Authors: Dave Zeltserman
Chapter 66
Bill waited until after midnight before heading back to Jeremy’s apartment. Earlier that night he caught the news on the radio with the lead story being about the ex-
Tribune
reporter wanted for two grisly murders, the near-fatal beating and sexual assault of his ex-girlfriend; and newly added to his litany of violent crimes, a brutal senseless beating of a homeless man under an overpass near Porter Square. With a grim satisfaction he noted that they at least got one right. Hearing the story made him sink lower in his seat and pull Jeremy’s Mets cap further over his eyes. Still, when a police cruiser pulled up behind him, he felt his heart turn to cold sludge. After a couple of blocks the police cruiser peeled off and he breathed more normally again.

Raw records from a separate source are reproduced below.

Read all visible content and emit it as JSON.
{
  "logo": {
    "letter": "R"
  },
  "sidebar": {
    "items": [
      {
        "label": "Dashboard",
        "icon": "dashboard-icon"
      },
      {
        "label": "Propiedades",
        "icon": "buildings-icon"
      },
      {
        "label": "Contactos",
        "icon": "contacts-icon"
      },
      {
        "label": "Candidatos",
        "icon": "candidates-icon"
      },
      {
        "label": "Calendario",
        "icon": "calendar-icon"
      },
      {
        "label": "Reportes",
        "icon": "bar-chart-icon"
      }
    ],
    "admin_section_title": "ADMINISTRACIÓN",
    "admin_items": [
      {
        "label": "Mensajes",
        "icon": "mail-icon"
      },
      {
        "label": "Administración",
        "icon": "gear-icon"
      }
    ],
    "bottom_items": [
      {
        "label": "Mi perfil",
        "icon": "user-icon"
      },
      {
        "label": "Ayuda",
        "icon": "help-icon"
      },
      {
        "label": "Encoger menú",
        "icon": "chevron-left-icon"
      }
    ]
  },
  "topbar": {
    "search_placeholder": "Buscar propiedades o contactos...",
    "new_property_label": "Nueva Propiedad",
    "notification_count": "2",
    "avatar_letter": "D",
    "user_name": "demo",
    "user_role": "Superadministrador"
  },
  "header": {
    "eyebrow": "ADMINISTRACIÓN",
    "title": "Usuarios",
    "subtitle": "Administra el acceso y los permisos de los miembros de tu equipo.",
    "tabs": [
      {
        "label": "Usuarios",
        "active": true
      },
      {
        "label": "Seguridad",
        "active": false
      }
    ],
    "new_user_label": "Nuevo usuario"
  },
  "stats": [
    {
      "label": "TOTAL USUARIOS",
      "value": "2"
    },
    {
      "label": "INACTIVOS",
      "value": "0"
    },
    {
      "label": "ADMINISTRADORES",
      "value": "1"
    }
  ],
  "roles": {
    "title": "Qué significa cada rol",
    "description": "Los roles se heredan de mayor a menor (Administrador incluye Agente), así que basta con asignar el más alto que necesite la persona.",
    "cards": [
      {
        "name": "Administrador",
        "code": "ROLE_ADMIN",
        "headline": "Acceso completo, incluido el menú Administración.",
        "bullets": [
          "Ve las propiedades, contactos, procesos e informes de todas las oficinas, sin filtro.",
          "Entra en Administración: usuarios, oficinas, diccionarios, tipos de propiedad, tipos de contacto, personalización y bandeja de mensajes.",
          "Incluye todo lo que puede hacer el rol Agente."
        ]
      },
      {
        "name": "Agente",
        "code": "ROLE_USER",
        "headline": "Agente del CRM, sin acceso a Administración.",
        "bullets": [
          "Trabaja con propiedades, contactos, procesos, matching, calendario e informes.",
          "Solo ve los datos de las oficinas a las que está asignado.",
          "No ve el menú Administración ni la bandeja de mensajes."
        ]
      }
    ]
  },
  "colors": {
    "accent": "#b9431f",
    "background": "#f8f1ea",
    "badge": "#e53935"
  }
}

He needed to eat something so he spent some of
G’
s money and went through a drive-thru window and picked up several cheeseburgers, fries, and a frozen plastic-like concoction they called a vanilla shake. He kept his face shielded while ordering and picking up his food, then drove to a deserted parking lot. He barely tasted his dinner as his thoughts kept drifting towards Emily. Several times he turned his cell phone on and keyed in Emily’s number before turning the phone off. The last time he turned on his cell phone Chuck Boxer called. The homicide detective seemed surprised when Bill answered.
“You get my messages?” Boxer asked.
“I’ve been keeping my phone off,” Bill said. “Rings too much when it’s on. Sorry, haven’t bothered checking my messages. Too many to check, anyway.”
Boxer cleared his throat, said, “Conway, you need to come in. This has gone too far as it is.”
Bill didn’t bother responding.
“Want to explain what happened with Dr. Henry Schlow?”
“I didn’t kill him.”
“You stole his car. We know you did that. Your prints are all over it. All over his wallet too”
“Yeah, I stole his car. And I stole his wallet.”
“But you didn’t kill him, that’s what you’re saying?”
“That’s what I’m saying. I didn’t kill him.”
“How about Joseph Fasteua? The man whose jaw you busted up at Filene’s Basement?”
“The punk kid posing as a security guard?”
“Yeah.”
“Was he actually working for Filene’s?”
“No. It was a scam.”
“That’s what I thought.” Bill said. “Anyway, it couldn’t be helped.”
There was a hesitation, then Boxer asked about the man Bill almost kicked to death the other night. “That couldn’t be helped either?”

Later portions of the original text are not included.